Overall, about 86% say they face barriers to wellness, ranging from COVID-19 (cited by 51% of respondents) and lack of money (46%) to stress (32%.) But among Gen Z, 92% say they face these barriers. And one in four younger consumers say they are "deeply affected" by these issues.
The entire sample's index score is 65 on a scale of 100, and falls to 56 for Gen Z. The generational difference is strongest in the U.S. Well-being is highest in China and lowest in Japan.
The study includes 1,000 consumers in each of 10 countries. Overall, only 15% say they are in good physical health, 17% say they manage stress effectively, 19% feel like they have adequate energy for daily tasks, 19% feel confident most of the time, and 18% believe they've got a good work/school/home life balance.
Just 40% of the sample are optimistic about the future, compared to 59% a year ago.
The Vancouver-based company says the optimism deficit is troubling, since the most upbeat respondents are also most likely to describe their well-being as strong. That factor also links to how proactive they are about taking care of themselves.

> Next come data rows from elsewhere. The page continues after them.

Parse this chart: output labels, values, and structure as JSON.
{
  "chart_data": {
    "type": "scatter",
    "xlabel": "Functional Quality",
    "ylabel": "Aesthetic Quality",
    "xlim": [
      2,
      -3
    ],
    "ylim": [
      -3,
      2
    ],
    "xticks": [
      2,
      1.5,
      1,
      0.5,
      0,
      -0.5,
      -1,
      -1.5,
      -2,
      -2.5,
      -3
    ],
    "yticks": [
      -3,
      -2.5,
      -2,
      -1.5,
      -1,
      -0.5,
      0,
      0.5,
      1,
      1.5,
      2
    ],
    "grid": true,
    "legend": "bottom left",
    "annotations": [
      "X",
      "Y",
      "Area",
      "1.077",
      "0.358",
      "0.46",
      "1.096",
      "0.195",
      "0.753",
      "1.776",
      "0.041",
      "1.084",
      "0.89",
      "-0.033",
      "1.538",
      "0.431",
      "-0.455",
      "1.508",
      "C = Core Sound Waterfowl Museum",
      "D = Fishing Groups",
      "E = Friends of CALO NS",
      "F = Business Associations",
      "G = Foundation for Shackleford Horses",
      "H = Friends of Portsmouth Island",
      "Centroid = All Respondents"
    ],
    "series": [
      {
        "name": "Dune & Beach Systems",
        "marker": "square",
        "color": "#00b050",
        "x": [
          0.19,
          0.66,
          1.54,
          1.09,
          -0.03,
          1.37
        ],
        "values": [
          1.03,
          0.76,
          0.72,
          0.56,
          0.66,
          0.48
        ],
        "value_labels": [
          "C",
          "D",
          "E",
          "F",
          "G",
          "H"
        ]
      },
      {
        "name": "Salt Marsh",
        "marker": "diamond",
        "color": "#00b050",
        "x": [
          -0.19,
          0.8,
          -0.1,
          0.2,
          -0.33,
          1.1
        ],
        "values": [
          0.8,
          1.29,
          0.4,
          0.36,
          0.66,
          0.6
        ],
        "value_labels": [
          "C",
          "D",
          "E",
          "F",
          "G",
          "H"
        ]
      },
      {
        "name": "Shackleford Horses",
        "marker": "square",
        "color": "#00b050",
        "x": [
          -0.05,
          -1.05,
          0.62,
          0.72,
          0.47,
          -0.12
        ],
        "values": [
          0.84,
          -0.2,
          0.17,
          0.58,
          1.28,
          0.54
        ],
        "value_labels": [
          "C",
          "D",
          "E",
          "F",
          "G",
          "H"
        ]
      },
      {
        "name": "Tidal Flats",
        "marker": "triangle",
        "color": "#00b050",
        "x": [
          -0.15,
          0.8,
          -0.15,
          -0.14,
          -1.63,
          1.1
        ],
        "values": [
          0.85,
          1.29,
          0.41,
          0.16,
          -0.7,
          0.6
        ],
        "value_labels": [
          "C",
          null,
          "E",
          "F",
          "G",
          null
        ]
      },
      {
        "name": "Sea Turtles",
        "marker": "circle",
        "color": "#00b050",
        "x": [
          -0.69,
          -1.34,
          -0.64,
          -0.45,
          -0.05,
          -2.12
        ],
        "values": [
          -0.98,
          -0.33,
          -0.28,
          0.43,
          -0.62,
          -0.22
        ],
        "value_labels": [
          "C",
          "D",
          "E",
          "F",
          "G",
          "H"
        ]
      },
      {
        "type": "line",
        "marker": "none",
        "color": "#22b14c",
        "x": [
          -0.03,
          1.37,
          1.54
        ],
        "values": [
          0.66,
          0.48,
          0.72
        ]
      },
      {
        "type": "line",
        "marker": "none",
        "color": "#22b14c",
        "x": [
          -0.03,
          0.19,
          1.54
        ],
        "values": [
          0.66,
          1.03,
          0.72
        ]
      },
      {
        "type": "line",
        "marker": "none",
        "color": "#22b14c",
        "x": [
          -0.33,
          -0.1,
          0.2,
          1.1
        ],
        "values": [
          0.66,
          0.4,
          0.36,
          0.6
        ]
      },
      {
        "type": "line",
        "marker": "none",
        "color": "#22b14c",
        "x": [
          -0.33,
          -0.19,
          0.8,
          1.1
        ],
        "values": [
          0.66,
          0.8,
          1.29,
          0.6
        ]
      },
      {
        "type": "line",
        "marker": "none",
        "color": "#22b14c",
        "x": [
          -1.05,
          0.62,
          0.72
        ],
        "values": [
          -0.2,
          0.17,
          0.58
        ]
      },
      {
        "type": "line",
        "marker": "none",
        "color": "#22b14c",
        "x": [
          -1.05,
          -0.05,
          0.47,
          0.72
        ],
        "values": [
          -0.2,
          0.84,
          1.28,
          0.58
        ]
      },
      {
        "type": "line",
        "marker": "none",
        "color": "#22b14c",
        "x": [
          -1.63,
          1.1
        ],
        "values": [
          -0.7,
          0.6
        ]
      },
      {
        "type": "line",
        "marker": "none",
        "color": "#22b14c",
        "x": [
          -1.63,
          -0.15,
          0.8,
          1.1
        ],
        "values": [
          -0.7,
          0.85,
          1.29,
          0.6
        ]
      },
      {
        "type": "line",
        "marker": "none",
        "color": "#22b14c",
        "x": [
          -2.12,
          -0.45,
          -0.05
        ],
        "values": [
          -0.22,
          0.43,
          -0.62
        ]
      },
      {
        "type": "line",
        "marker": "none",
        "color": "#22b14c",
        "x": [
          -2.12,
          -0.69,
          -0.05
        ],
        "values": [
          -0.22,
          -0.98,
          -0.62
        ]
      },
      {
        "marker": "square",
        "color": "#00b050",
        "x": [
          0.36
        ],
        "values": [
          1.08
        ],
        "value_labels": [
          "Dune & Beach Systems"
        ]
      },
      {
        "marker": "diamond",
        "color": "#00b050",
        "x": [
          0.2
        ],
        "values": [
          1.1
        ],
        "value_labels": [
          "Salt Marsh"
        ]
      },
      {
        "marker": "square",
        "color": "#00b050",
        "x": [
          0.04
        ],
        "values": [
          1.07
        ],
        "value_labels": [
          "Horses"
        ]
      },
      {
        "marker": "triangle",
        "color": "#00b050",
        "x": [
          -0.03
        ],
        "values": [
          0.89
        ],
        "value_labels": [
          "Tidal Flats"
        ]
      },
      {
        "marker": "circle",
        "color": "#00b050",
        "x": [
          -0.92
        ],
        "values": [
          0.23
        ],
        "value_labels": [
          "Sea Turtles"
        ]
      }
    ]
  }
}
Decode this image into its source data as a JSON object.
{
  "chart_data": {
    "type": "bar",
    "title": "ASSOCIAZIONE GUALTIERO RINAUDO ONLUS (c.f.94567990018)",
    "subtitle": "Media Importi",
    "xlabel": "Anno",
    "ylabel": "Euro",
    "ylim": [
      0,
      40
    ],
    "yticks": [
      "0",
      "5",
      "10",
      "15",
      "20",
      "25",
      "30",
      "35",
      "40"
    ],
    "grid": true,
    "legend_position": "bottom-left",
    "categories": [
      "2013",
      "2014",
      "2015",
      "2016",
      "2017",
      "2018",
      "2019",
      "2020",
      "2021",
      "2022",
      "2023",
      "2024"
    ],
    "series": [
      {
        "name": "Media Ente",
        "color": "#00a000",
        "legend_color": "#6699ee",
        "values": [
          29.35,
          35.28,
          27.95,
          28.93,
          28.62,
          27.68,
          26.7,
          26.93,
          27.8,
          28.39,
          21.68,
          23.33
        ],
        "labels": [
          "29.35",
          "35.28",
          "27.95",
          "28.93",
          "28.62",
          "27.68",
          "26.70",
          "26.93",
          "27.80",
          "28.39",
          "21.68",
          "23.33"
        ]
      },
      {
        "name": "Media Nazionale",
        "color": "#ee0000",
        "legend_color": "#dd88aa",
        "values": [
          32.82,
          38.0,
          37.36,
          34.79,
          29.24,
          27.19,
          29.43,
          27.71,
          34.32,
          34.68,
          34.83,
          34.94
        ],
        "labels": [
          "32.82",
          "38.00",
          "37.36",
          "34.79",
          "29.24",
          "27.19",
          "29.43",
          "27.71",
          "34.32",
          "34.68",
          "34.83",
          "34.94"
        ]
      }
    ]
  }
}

The report is the latest move from Lululemon to establish itself as a wellness authority, staking its claim to a universe much broader than sports bras and yoga pants. Other efforts include introducing personal care products under the "self-care" umbrella, teaching mental-health workshops and increasing efforts to link its "sweat life" ethos to stress reduction and physical health.
And Americans appear eager to keep dressing for the wellness movement. New data from market researcher NPD Group shows that people are all about staying comfy and cozy as they navigate stressful times.
The Port Washington, New York-based company says the yoga–and-sweats wardrobe may be here to stay. While total apparel sales plunged 19% in 2020, comfy-cozy clothing gained. Sales of sweatpants rose 17%, sleepwear gained 6% and sports bras rose 10%.
The trend is even worse for footwear, which dropped 27%, even as sales of slippers and clogs (up 21% and 33%, respectively) rose sharply.
NPD says 70% of consumers say that they plan to dress just as or more casually than they did before the pandemic once they can return to work and other activities.
Lululemon is certainly a key beneficiary of the cozy trend. In its most recent quarterly results, revenue rose 22%, to $1.1 billion. And it recently announced that it expects its next quarterly results to top previously announced forecasts.